Even if there were only half a Dick Howser every year, that would still be 21 Howsers in the period I studied. In that case, instead of seeing the discrepancies normally distributed, we'd see a normal distribution with 21 outliers.
But we don't.
If "batting career year discrepancy" is normally distributed, we should expect about 24 teams out of 1042 to have discrepancies of 2 SD or more. The actual number of teams at 2 SD or more in the study: 25, almost exactly as expected.
We should also expect 24 teams to have discrepancies of 2 SD or more going the other way. Actual number: 22.

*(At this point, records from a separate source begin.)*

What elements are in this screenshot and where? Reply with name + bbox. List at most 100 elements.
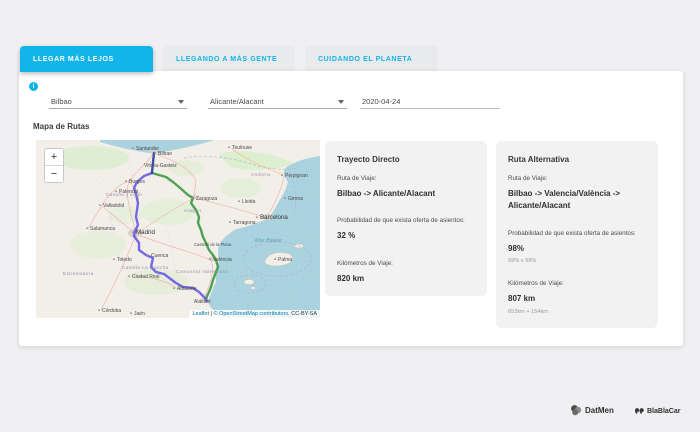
panel-title: Trayecto Directo [337,155,400,164]
map-label: Toledo [117,257,132,263]
content-card: i Bilbao Alicante/Alacant 2020-04-24 Map… [19,71,683,346]
route-label: Ruta de Viaje: [508,175,548,182]
city-dot [154,152,156,155]
probability-value: 98% [508,243,525,253]
map-label: Extremadura [63,271,94,276]
km-value: 820 km [337,273,365,283]
map-label: Castelló de la Plana [194,242,232,247]
map-label: Salamanca [90,226,115,232]
map-label: Cuenca [151,253,168,259]
city-dot [113,258,115,261]
license-text: CC-BY-SA [289,311,317,317]
city-dot [132,231,134,234]
datmen-label: DatMen [585,405,614,415]
map-label: València [213,257,232,263]
map-title: Mapa de Rutas [33,122,90,131]
city-dot [173,287,175,290]
leaflet-link[interactable]: Leaflet [192,311,209,317]
zoom-in-button[interactable]: + [45,149,63,166]
chevron-down-icon [178,100,184,104]
tab-label: LLEGANDO A MÁS GENTE [176,55,278,63]
map-label: Albacete [177,286,197,292]
origin-value: Bilbao [51,96,72,106]
city-dot [256,216,258,219]
map-label: Córdoba [102,308,121,314]
blablacar-logo: BlaBlaCar [634,406,680,417]
city-dot [209,258,211,261]
city-dot [98,309,100,312]
map-label: Valladolid [103,203,125,209]
map-label: Jaén [134,311,145,317]
km-label: Kilómetros de Viaje: [337,259,393,267]
city-dot [281,174,283,177]
map-label: Vitoria-Gasteiz [144,163,177,169]
direct-route-panel: Trayecto Directo Ruta de Viaje: Bilbao -… [325,141,487,296]
destination-select[interactable]: Alicante/Alacant [208,94,347,109]
route-label: Ruta de Viaje: [337,175,377,182]
city-dot [192,197,194,200]
map-label: Barcelona [260,214,288,221]
city-dot [284,197,286,200]
zoom-out-button[interactable]: − [45,166,63,182]
route-value: Bilbao -> Valencia/València -> Alicante/… [508,189,621,211]
probability-label: Probabilidad de que exista oferta de asi… [337,217,465,225]
map-label: Bilbao [158,151,172,157]
routes-map[interactable]: Toulouse Santander Bilbao Vitoria-Gasteiz Bu… [36,140,320,318]
probability-label: Probabilidad de que exista oferta de asi… [508,229,636,237]
map-label: Castilla y León [106,192,142,197]
tab-label: LLEGAR MÁS LEJOS [33,55,114,63]
city-dot [86,227,88,230]
tab-llegar-mas-lejos[interactable]: LLEGAR MÁS LEJOS [20,46,153,72]
city-dot [229,221,231,224]
map-label: Girona [288,196,303,202]
map-label: Alacant [194,299,211,305]
map-label: Madrid [136,229,155,236]
map-label: Toulouse [232,145,252,151]
map-zoom-control: + − [44,148,64,183]
tab-label: CUIDANDO EL PLANETA [318,55,413,63]
probability-value: 32 % [337,231,356,241]
chevron-down-icon [338,100,344,104]
blablacar-label: BlaBlaCar [647,408,681,415]
map-canvas: Toulouse SantanderBilbao Vitoria-Gasteiz Bu… [36,140,320,318]
origin-select[interactable]: Bilbao [49,94,187,109]
date-value: 2020-04-24 [362,96,401,106]
tab-cuidando-el-planeta[interactable]: CUIDANDO EL PLANETA [305,46,438,72]
map-label: Mar Balear [255,238,283,244]
map-label: Zaragoza [196,196,217,202]
city-dot [99,204,101,207]
destination-value: Alicante/Alacant [210,96,264,106]
map-label: Andorra [251,172,270,177]
map-label: Santander [136,146,159,152]
km-detail: 653km + 154km [508,308,548,315]
map-label: Burgos [129,179,145,185]
blablacar-icon [634,408,644,415]
city-dot [130,312,132,315]
map-label: Comunitat Valenciana [176,269,229,274]
map-label: Ciudad Real [132,274,160,280]
date-input[interactable]: 2020-04-24 [360,94,500,109]
osm-link[interactable]: © OpenStreetMap contributors, [213,311,289,317]
map-label: Lleida [242,199,256,205]
map-label: Palma [278,257,292,263]
km-value: 807 km [508,294,536,304]
map-label: Perpignan [285,173,308,179]
map-label: Castilla-La Mancha [122,265,169,270]
panel-title: Ruta Alternativa [508,155,570,164]
map-label: Tarragona [233,220,256,226]
city-dot [238,200,240,203]
map-attribution: Leaflet | © OpenStreetMap contributors, … [189,310,320,318]
city-dot [228,146,230,149]
city-dot [125,180,127,183]
city-dot [147,254,149,257]
city-dot [132,147,134,150]
city-dot [128,275,130,278]
map-label: Aragón [184,208,201,213]
datmen-icon [571,405,582,416]
datmen-logo: DatMen [570,404,614,416]
probability-detail: 99% x 99% [508,258,537,265]
tab-llegando-a-mas-gente[interactable]: LLEGANDO A MÁS GENTE [163,46,295,72]
route-value: Bilbao -> Alicante/Alacant [337,189,436,198]
km-label: Kilómetros de Viaje: [508,280,564,288]
info-icon[interactable]: i [29,82,38,91]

So there is no evidence at all that there's anything more than luck going on. That still doesn't mean that Dick Howser can't be a special case ... it could be that career years are just random, *except for 1980 Dick Howser.* But, obviously, the number alone doesn't give us any reason to believe he is. A certain number of managers are going to have as big an effect as the 1980 Yankees, regardless. (And, in fact, three other teams beat them; the 1993 Phillies led the study with a "career year hitting" effect of 13.1 games.)
So, if you think Dick Howser is something other than a random point on the tail of the normal distribution, you have to explain why. It's like when Daphne Weedington, from Anytown, Iowa, wins the $200 million lottery jackpot. You don't know *for sure* that Daphne doesn't have some kind of supernatural power. But, after all, *someone* had to win. Why not Daphne?